We use an amphipathic copolymer of 2:1 styrene: maleic acid (SMA) that has been shown to directly solubilize most biological membranes, to stabilize membrane proteins, and to be amenable to biophysical, functional and structural analyses. Crucially, SMA solubilizes lipids rather than proteins, forming SMA lipid particles (SMALPs) in which membrane protein are retained in their native lipid environment and exhibit excellent functional and structural stability.
As our understanding of SMA and SMALPs deepens, we have had success in the purification and study of more than 50 membrane proteins with a variety of architectures and sizes, both beta barrels and alpha helical proteins from 40 to 400 kDa in size. Here I present an overview of this work, and show the ongoing method developments that we have pursued to broaden the applications of SMA and SMALPs to membrane protein research.

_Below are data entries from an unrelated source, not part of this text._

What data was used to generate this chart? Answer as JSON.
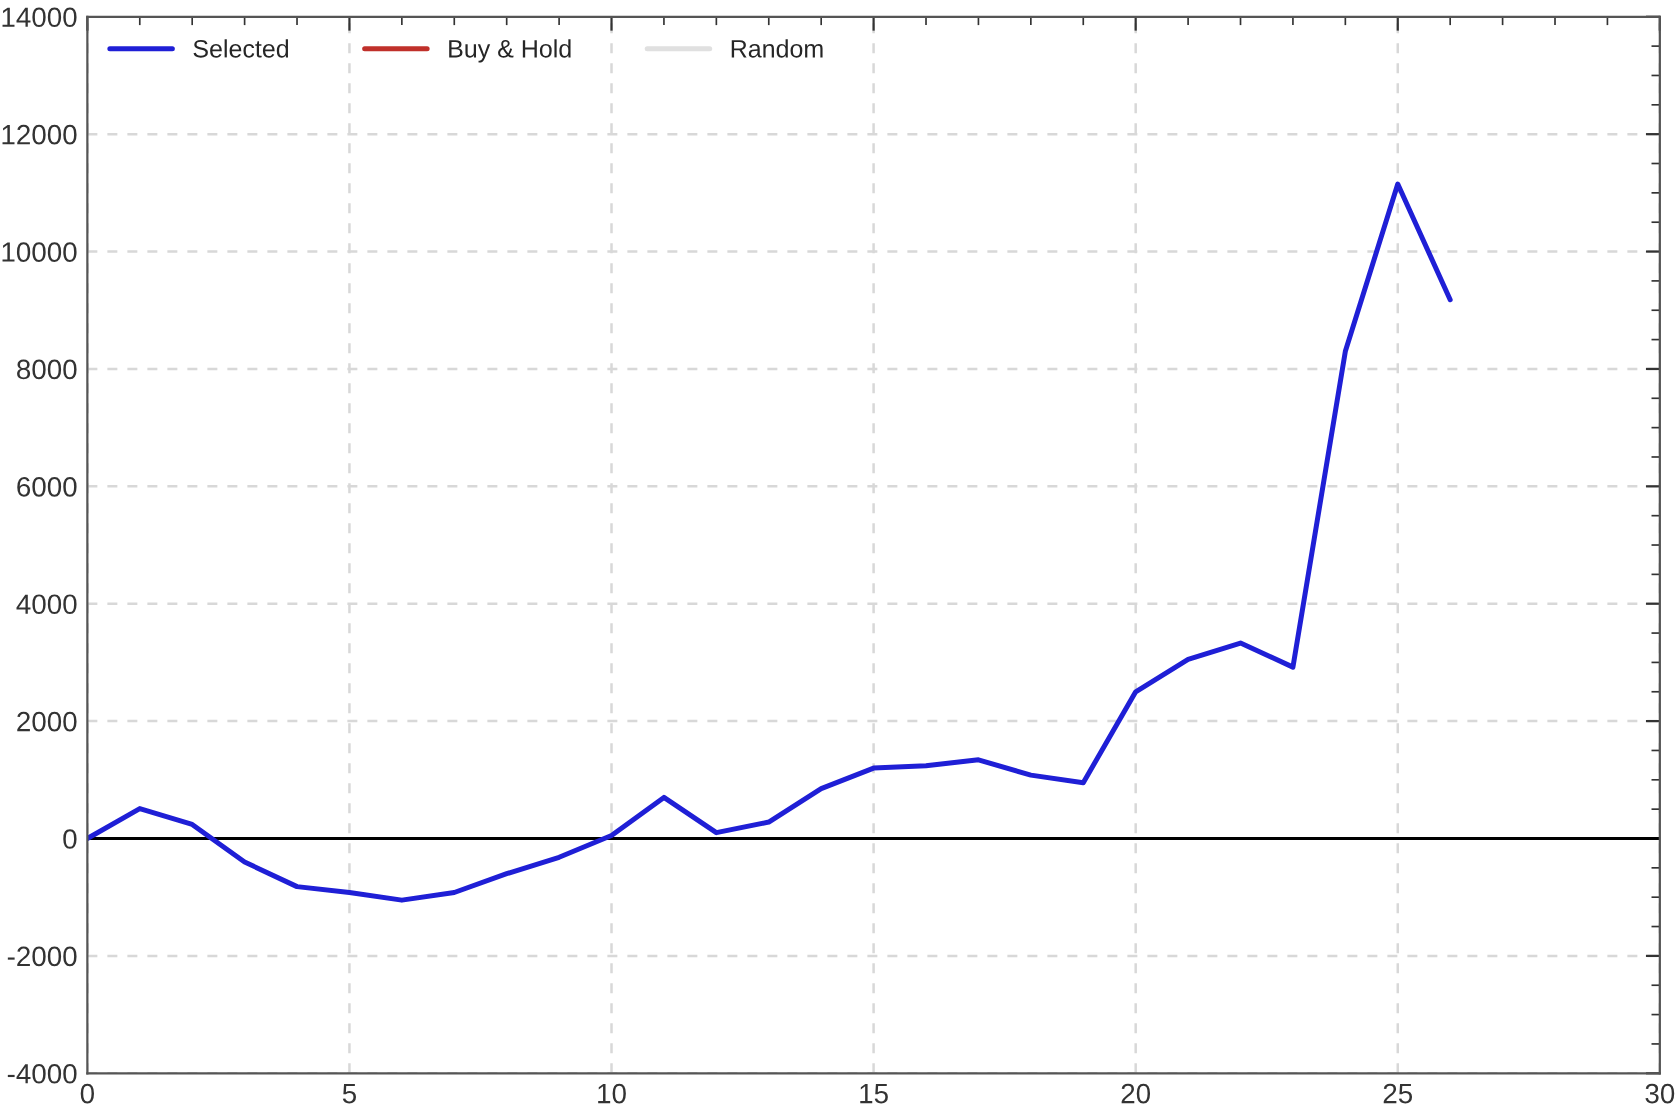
{
  "chart_data": {
    "type": "line",
    "x": [
      0,
      1,
      2,
      3,
      4,
      5,
      6,
      7,
      8,
      9,
      10,
      11,
      12,
      13,
      14,
      15,
      16,
      17,
      18,
      19,
      20,
      21,
      22,
      23,
      24,
      25,
      26
    ],
    "series": [
      {
        "name": "Selected",
        "color": "#1f1fd6",
        "values": [
          0,
          510,
          240,
          -400,
          -820,
          -920,
          -1050,
          -920,
          -600,
          -320,
          50,
          700,
          100,
          280,
          850,
          1200,
          1240,
          1340,
          1080,
          950,
          2500,
          3050,
          3330,
          2920,
          8300,
          11150,
          9180
        ]
      },
      {
        "name": "Buy & Hold",
        "color": "#c0302a",
        "values": [
          null,
          null,
          null,
          null,
          null,
          null,
          null,
          null,
          null,
          null,
          null,
          null,
          null,
          null,
          null,
          null,
          null,
          null,
          null,
          null,
          null,
          null,
          null,
          null,
          null,
          null,
          null
        ]
      },
      {
        "name": "Random",
        "color": "#e0e0e0",
        "values": [
          null,
          null,
          null,
          null,
          null,
          null,
          null,
          null,
          null,
          null,
          null,
          null,
          null,
          null,
          null,
          null,
          null,
          null,
          null,
          null,
          null,
          null,
          null,
          null,
          null,
          null,
          null
        ]
      }
    ],
    "xlim": [
      0,
      30
    ],
    "xticks": [
      0,
      5,
      10,
      15,
      20,
      25,
      30
    ],
    "ylim": [
      -4000,
      14000
    ],
    "yticks": [
      -4000,
      -2000,
      0,
      2000,
      4000,
      6000,
      8000,
      10000,
      12000,
      14000
    ],
    "ref_lines": [
      {
        "axis": "y",
        "value": 0,
        "color": "#000000"
      }
    ],
    "grid": true,
    "legend": "top left",
    "marker": "none",
    "line_style": "solid"
  }
}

Naomi completed her undergraduate degree at the University of Oxford, and stayed on to do a PhD studying human ATP-binding cassette (ABC) transporters under the supervision of Richard Callaghan. Her first post-doctoral position at the University of Manchester continued this theme of ABC protein work, with a focus on the structure and function of CFTR. Naomi now works at the University of Birmingham developing a novel method for membrane protein purification using amphipathic polymers of styrene and maleic acid.